Premises studiedly considered, we are of the ineluctable conclusion, and so hold, that the Court of Appeals erred not in reversing the decision of the Regional Trial Court a quo.

WHEREFORE, the Petition is DENIED and the assailed Decision, dated October 26, 1989, and Resolution dated January 4, 1991, of the Court of Appeals AFFIRMED. No pronouncement as to costs.


Romero (Chairman), Vitug, Panganiban, and Gonzaga-Reyes, JJ., concur.

[1] Annex "A" of Petition, Rollo, pp. 21-27.

[2] Annex "B" of Petition, Rollo, p. 28.

[3] Third Division, composed of Associate Justices: Santiago M. Kapunan (Chairman and ponente), Minerva Gonzaga-Reyes (member), and Asaali S. Isnani (acting member).

[4] Annex"C" of Petition, Rollo, pp. 20-35.

[5] Presided by Judge Alfredo J. Gustilo.

[6] Decision, Annex "C" of Petition, Rollo, p. 35.

[7] Decision, Annex "A" of Petition, Rollo, p. 24.

[8] Decision Annex "A" of Petition, Rollo, p. 27.

[9] Petition, Rollo, p. 8.

[10] Now Section 3(aa), Rule 131 of the Revised Rules of Court.

[11] Decision, Annex "C," Rollo, p. 31.

[12] 133 SCRA 106, p. 109.

[13] Id., p. 109.

[14] Fernandez vs. Puatu, et al., 102 Phil. 363, p. 372.

[15] See p. 7 of the Decision of the Court of Appeals, (Annex "A").

[16] Ibid.

[17] Ibid.

[18] Ibid.

[19] See pp. 7-8 of the Court of Appeals' Decision.
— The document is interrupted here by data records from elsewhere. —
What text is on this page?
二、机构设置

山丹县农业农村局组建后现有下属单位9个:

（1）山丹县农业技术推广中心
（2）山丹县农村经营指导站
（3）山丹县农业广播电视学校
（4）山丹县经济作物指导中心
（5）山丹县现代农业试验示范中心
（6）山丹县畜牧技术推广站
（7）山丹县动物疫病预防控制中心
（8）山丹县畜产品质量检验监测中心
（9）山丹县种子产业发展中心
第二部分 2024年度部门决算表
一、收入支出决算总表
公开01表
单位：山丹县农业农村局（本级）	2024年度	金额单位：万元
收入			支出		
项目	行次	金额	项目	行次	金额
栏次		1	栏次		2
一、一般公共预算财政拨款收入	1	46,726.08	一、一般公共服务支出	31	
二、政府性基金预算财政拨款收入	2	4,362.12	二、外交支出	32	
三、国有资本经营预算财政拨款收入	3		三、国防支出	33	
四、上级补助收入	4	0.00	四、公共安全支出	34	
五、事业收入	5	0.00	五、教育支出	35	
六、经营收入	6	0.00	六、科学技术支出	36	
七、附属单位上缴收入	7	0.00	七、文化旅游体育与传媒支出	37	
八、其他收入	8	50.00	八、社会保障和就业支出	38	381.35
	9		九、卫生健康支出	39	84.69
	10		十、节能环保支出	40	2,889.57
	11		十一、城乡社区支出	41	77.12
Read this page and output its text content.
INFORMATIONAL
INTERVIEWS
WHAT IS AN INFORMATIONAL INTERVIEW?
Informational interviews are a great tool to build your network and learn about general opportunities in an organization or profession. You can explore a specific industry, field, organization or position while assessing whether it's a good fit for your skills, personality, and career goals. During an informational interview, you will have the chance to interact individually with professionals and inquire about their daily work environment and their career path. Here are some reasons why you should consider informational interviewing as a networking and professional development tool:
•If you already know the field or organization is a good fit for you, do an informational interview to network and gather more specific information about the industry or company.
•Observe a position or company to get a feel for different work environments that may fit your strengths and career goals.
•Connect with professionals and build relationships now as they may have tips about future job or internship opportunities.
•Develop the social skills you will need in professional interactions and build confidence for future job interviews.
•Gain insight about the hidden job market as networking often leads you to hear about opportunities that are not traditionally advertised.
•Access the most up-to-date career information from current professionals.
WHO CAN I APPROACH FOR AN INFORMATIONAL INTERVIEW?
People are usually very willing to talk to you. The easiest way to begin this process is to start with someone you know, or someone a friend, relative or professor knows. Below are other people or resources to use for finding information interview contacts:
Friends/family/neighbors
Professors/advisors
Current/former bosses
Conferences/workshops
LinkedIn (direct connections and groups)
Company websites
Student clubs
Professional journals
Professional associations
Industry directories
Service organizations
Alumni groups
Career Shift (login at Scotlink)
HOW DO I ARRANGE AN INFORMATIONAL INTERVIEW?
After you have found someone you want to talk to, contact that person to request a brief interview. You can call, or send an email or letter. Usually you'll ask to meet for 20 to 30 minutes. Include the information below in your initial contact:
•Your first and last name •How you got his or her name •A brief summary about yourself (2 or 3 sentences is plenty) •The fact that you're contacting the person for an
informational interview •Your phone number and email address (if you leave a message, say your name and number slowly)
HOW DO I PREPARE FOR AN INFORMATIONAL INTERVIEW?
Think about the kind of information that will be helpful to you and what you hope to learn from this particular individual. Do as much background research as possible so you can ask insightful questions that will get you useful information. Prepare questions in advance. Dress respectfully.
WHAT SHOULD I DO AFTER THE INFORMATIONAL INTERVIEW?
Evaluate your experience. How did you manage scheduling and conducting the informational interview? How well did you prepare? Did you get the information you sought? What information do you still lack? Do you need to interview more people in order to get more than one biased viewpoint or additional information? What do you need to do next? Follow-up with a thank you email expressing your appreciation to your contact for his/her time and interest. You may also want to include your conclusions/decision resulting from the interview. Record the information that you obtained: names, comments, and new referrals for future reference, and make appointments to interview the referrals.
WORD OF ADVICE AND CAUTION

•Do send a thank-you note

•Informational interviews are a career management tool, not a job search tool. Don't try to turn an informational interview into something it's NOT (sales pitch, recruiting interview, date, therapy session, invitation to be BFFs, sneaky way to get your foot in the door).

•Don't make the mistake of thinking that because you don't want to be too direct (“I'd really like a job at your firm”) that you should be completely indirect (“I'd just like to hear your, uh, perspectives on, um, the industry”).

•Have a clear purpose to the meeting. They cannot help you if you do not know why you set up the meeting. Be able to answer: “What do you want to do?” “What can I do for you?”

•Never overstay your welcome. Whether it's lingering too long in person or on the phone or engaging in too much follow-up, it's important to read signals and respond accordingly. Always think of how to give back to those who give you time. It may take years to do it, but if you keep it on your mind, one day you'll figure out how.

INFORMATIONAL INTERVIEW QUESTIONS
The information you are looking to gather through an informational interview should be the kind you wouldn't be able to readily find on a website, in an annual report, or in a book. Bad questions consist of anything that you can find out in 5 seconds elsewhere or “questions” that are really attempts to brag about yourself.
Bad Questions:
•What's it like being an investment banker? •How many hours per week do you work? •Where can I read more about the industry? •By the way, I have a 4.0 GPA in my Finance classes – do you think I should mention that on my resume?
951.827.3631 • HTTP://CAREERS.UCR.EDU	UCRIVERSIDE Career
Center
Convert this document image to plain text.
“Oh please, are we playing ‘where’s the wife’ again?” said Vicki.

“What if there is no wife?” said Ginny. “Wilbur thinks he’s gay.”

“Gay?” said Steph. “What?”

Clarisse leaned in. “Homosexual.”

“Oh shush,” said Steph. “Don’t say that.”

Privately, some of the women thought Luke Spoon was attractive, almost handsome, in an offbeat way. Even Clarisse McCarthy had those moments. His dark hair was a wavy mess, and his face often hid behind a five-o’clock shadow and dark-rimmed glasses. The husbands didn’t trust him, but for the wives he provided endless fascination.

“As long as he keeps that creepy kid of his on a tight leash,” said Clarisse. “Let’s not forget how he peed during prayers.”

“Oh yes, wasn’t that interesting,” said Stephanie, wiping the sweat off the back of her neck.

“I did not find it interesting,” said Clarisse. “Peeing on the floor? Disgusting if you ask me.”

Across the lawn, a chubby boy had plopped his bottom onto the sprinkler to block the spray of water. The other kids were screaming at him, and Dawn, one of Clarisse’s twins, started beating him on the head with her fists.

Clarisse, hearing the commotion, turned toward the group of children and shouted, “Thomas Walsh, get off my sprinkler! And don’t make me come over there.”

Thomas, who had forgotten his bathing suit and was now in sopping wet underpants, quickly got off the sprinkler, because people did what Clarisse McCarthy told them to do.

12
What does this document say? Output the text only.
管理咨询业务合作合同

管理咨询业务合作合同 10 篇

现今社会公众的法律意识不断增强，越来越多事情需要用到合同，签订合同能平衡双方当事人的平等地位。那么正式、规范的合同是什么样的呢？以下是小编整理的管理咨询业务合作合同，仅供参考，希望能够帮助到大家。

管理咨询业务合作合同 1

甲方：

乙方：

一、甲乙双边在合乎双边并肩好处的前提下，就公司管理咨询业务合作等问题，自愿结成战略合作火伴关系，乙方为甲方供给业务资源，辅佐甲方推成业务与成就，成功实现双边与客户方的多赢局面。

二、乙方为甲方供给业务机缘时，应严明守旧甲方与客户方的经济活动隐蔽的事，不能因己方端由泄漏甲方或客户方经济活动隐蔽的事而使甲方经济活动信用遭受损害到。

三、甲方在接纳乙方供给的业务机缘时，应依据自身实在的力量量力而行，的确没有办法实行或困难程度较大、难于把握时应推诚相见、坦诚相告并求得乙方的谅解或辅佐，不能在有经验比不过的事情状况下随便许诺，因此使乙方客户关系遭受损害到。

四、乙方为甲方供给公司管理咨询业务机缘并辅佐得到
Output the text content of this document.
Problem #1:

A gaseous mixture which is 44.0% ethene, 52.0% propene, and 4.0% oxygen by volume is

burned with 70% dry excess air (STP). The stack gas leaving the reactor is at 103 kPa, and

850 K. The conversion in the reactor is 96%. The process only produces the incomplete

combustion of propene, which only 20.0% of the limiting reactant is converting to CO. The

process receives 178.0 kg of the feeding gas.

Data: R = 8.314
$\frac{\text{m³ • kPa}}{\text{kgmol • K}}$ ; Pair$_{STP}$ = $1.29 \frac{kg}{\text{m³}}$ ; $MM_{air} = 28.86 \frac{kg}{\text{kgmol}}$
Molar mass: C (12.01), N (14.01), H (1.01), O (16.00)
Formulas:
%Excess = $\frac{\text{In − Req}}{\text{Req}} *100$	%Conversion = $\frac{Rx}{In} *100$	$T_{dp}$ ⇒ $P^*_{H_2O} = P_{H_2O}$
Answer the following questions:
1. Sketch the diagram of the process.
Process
[20] G.R. No. 118904, April 20, 1998, citing Pugueda vs. Trias, 4 SCRA 849, 855 [March 31, 1962].

[21] Decision, Annex "A", Rollo, pp. 24-25.

[22] Not appended to the petition.

[23] Petition, Rollo, p. 17.

[24] Trinidad vs. Court of Appeals, et al., G.R. No. 118904, [April 20, 1989], citing: Summa Insurance Corp. vs. Court of Appeals, 253 SCRA 175, 185 [February 5, 1996]; New Testament Church of God vs. Court of Appeals, 246 SCRA 266, 269, [July 14, 1995]; Sapu-an vs. Court of Appeals, 214 SCRA 701, 706 [October 19, 1992]; Republic vs. Court of Appeals, ibid.